Semaine du 23 au 29 juin 2026
Les indices boursiers mondiaux ont connu une semaine « baissière », dans le sillage d’un secteur technologique en proie aux doutes.
Après l’emballement des derniers mois, l’interrogation porte sur la soutenabilité des investissements réalisés par les « hyperscalers » et, par ricochet, de la croissance du compartiment des puces. En dépit des bons résultats trimestriels dévoilés par Micron, la volatilité a pris de l’ampleur à Wall Street. Le report de l’introduction en Bourse d’OpenAI à l’année prochaine et les relèvements de prix opérés par Apple sur plusieurs produits phares en raison de l’inflation des prix des composants de mémoire et de stockage ont pesé.
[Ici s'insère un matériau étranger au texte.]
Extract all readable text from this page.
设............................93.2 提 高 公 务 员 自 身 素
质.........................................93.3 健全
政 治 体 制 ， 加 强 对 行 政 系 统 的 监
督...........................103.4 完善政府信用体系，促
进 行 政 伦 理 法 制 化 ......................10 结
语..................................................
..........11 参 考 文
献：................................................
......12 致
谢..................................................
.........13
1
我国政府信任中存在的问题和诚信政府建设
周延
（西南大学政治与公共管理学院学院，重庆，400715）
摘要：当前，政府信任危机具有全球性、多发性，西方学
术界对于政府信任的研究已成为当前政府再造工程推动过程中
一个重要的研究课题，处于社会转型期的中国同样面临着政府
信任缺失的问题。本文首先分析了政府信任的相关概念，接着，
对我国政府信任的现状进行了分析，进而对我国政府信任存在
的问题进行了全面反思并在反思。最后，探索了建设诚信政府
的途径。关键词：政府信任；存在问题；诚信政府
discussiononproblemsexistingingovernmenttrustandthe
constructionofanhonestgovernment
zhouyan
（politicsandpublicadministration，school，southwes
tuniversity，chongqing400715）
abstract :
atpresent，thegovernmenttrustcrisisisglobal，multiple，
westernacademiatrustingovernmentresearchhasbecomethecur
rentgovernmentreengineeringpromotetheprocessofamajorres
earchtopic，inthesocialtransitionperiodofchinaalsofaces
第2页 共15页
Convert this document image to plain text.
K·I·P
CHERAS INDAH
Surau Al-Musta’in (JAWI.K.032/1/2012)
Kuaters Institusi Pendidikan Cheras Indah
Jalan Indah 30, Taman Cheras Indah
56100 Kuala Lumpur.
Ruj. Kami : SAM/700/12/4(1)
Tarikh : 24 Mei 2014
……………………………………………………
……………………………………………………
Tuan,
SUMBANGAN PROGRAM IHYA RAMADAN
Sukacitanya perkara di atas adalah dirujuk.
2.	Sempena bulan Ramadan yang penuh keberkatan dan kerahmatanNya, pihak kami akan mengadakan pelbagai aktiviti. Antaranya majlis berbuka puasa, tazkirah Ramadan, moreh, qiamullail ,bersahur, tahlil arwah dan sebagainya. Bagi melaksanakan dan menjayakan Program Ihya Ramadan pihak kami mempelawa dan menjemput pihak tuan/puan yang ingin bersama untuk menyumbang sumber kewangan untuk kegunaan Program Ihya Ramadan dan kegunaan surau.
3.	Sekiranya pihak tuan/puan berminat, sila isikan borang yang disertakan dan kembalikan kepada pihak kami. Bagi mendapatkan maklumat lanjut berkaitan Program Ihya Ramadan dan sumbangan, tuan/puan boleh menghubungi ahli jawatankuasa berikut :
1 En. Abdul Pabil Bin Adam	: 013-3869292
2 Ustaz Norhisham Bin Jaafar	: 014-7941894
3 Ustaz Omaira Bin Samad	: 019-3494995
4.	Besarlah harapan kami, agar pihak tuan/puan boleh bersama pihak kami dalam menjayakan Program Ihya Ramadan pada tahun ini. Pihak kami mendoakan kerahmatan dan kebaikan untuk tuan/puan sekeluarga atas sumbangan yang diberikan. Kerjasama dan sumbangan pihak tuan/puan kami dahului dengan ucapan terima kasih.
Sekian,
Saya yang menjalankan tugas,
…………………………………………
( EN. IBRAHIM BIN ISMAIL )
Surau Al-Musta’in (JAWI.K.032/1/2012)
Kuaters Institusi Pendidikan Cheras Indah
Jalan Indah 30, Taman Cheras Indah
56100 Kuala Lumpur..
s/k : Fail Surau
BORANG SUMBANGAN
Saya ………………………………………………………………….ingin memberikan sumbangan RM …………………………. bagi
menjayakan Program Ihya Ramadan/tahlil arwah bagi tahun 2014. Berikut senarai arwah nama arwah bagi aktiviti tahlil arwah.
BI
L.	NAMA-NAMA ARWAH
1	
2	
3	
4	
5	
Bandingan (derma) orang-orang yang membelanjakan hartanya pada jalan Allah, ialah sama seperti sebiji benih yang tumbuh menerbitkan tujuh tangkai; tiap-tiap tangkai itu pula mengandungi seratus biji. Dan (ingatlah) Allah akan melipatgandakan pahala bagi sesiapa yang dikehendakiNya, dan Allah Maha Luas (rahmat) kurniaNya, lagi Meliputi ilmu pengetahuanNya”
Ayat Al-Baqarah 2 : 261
De ce côté-ci de l’Atlantique, la baisse l’a également emporté par mimétisme, mais il convient de souligner que certains secteurs défensifs, comme la pharmacie ou les utilities, ont progressé à contre-courant.
Sur le front macroéconomique, les chiffres américains de l’inflation ont plutôt rassuré. Aux Etats-Unis, l’indice PCE a progressé de +0,4% au cours du mois de mai, portant sa progression sur un an à +4,1%, contre +3,8% en avril et +3,1% en mars. L’inflation des prix de la consommation personnelle est ainsi repassée au-dessus des +4% pour la première fois depuis trois ans. En excluant les éléments volatils que sont l’énergie et les produits alimentaires, la hausse des prix ressort à +3,4% sur un an. Cette publication n’a pas provoqué de réaction négative de la part des investisseurs. D’une part, les chiffres sont restés en ligne avec les attentes. D’autre part, la baisse récente des prix du pétrole et les négociations de paix au Moyen-Orient incitent les opérateurs à anticiper un mouvement de désinflation.
De même, l’apparente résilience du consommateur américain a été saluée. Les dépenses ont en effet progressé de +0,7%, contre +0,6% attendu, pour des revenus également en hausse de +0,7%.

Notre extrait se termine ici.